May 24, 2006

Compiled Variables

Last month at php|tek I gave a presentation on "How PHP Ticks" where I covered, among other things the process of compiling source code into opcodes (an intermediate psuedo-language similar to what java calls "bytecode" or what .NET calls "MSIL"). As part of this section of the presentation, I showed one of the more interresting changes between ZE 2.0 (PHP 5.0) and ZE 2.1 (PHP 5.1), namely: How variables are retreived and used in an operation. More specifically, how they provide a small, yet cumulative, speedup to applications in a way that's transparent to the end-user -- One more reason to like PHP 5.1 right?


After listening to Marcus Whitney's interview with Brion Vibber of WikiMedia in which he mentions my presentation and makes reference to this engine change, I realized that I should clarify what this feature is (and more importantly, what it isn't) before any FUD spreads.

What Compiled Variables (CVs) are

First, let's look at the anantomy of an OpArray. Say you have the following simple script:


<?php
$a = 123;
$b = 456;
$c = $a + $b;
echo $c;

Now let's see how ZE 2.0 (PHP5.0) compiles this (ZE1.x/PHP4.x comes out to nearly identical opcodes). The $0 and ~0 references you see are (for lack of a better one sentence explanation) types of temporary variables (the latter moreso than the former, but don't worry about the distinction right now). What's important to know about this block and its statements are in the accompaning comments:

FETCH_W                  $0, 'a'          /* Retreive the $a variable for writing */
ASSIGN $1, $0, 123 /* Assign the numeric value 123 to retreived variable 0 */
FETCH_W $2, 'b' /* Retreive the $b variable for writing */
ASSIGN $3, $2, 456 /* Assign the numeric value 456 to retreived variable 2 */
FETCH_R $5, 'a' /* Retreive the $a variable for reading */
FETCH_R $6, 'b' /* Retreive the $b variable for reading */
ADD ~7, $5, $6 /* Add the retreived variables (5 & 6) to gether and store the result in 7 */
FETCH_W $4, 'c' /* Retreive the $c variable for writing */
ASSIGN $8, $4, ~7 /* Assign the value in temporary variable 7 into retreived variable 4 */
FETCH_R $9, 'c' /* Retreive the $c variable for reading */
ECHO $9 /* Echo the retreived variable 9 */

Seem like a lot of work for one plus one? It is, here's the same code snippet compiled by ZE 2.1/PHP 5.1 (or later).

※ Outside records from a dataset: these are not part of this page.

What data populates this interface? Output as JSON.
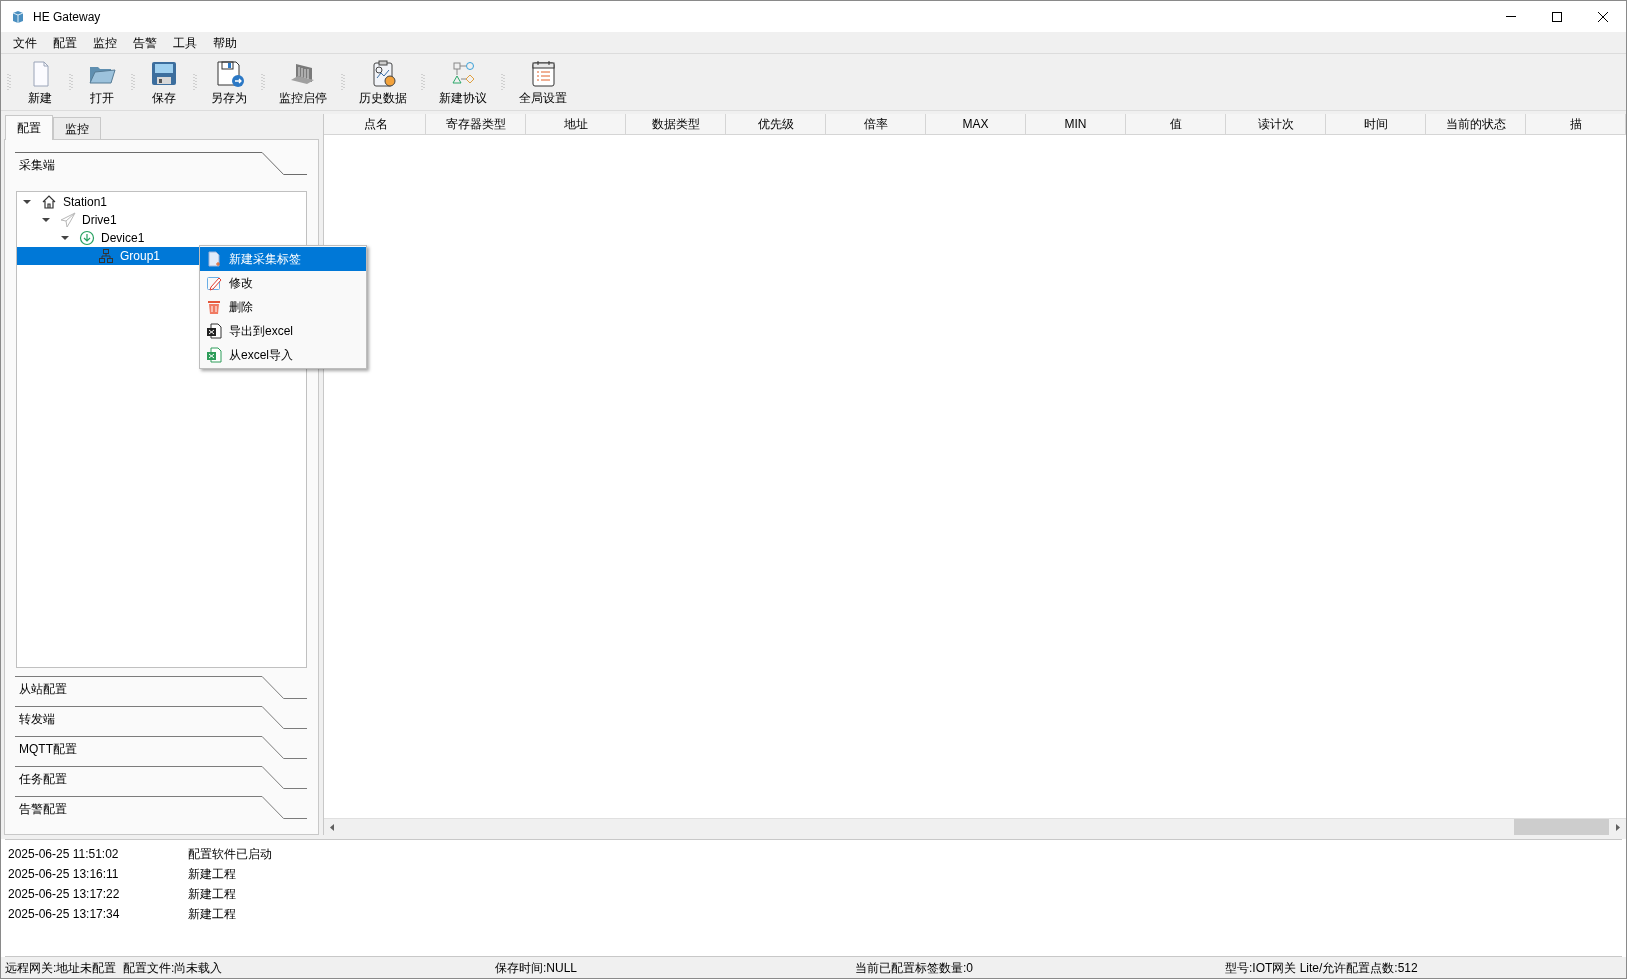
{
  "window": {
    "title": "HE Gateway"
  },
  "menu": [
    "文件",
    "配置",
    "监控",
    "告警",
    "工具",
    "帮助"
  ],
  "toolbar": [
    {
      "label": "新建",
      "kind": "new"
    },
    {
      "label": "打开",
      "kind": "open"
    },
    {
      "label": "保存",
      "kind": "save"
    },
    {
      "label": "另存为",
      "kind": "saveas"
    },
    {
      "label": "监控启停",
      "kind": "monitor"
    },
    {
      "label": "历史数据",
      "kind": "history"
    },
    {
      "label": "新建协议",
      "kind": "protocol"
    },
    {
      "label": "全局设置",
      "kind": "settings"
    }
  ],
  "left_tabs": [
    {
      "label": "配置",
      "selected": true
    },
    {
      "label": "监控",
      "selected": false
    }
  ],
  "sections": [
    {
      "title": "采集端",
      "expanded": true,
      "tree": [
        {
          "label": "Station1",
          "kind": "station",
          "expanded": true,
          "selected": false,
          "children": [
            {
              "label": "Drive1",
              "kind": "driver",
              "expanded": true,
              "selected": false,
              "children": [
                {
                  "label": "Device1",
                  "kind": "device",
                  "expanded": true,
                  "selected": false,
                  "children": [
                    {
                      "label": "Group1",
                      "kind": "group",
                      "selected": true
                    }
                  ]
                }
              ]
            }
          ]
        }
      ]
    },
    {
      "title": "从站配置",
      "expanded": false
    },
    {
      "title": "转发端",
      "expanded": false
    },
    {
      "title": "MQTT配置",
      "expanded": false
    },
    {
      "title": "任务配置",
      "expanded": false
    },
    {
      "title": "告警配置",
      "expanded": false
    }
  ],
  "context_menu": [
    {
      "label": "新建采集标签",
      "kind": "new",
      "selected": true
    },
    {
      "label": "修改",
      "kind": "edit",
      "selected": false
    },
    {
      "label": "删除",
      "kind": "delete",
      "selected": false
    },
    {
      "label": "导出到excel",
      "kind": "export",
      "selected": false
    },
    {
      "label": "从excel导入",
      "kind": "import",
      "selected": false
    }
  ],
  "table": {
    "columns": [
      "点名",
      "寄存器类型",
      "地址",
      "数据类型",
      "优先级",
      "倍率",
      "MAX",
      "MIN",
      "值",
      "读计次",
      "时间",
      "当前的状态",
      "描"
    ]
  },
  "log": [
    {
      "time": "2025-06-25 11:51:02",
      "message": "配置软件已启动"
    },
    {
      "time": "2025-06-25 13:16:11",
      "message": "新建工程"
    },
    {
      "time": "2025-06-25 13:17:22",
      "message": "新建工程"
    },
    {
      "time": "2025-06-25 13:17:34",
      "message": "新建工程"
    }
  ],
  "status_bar": [
    "远程网关:地址未配置  配置文件:尚未载入",
    "保存时间:NULL",
    "当前已配置标签数量:0",
    "型号:IOT网关 Lite/允许配置点数:512"
  ]
}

ASSIGN                   $0, !0, 123      /* Assign the numeric value 123 to compiled variable 0 */
ASSIGN $1, !1, 456 /* Assign the numeric value 456 to compiled variable 1 */
ADD ~2, !0, !1 /* Add compiled variable 0 to compiled variable 1 */
ASSIGN $3, !2, ~2 /* Assign the value of temporary variable 2 to compiled variable 2 */
ECHO !2 /* Echo the value of compiled variable 2 */

These !0 variables refer to a new structure in the execution stack which stores and references to the "real" variables out in userspace. The hash value for each variable is computed at compile time (meaning that it's only done once per variable no matter how often it's used and that opcode caches save this work from being done during subsequent page views at all). The first time one of these CVs is used, the engine looks it up in the active symbol table and updates the CV cache to know where it is. All subsequent uses of that compiled variable use that pre-fetched address and don't have to look it up again. On an individual lookup, this isn't a major leap forward in speed, however consider a for loop where the test value is checked on every iteration; To put it in PHP terms, which would you rather do?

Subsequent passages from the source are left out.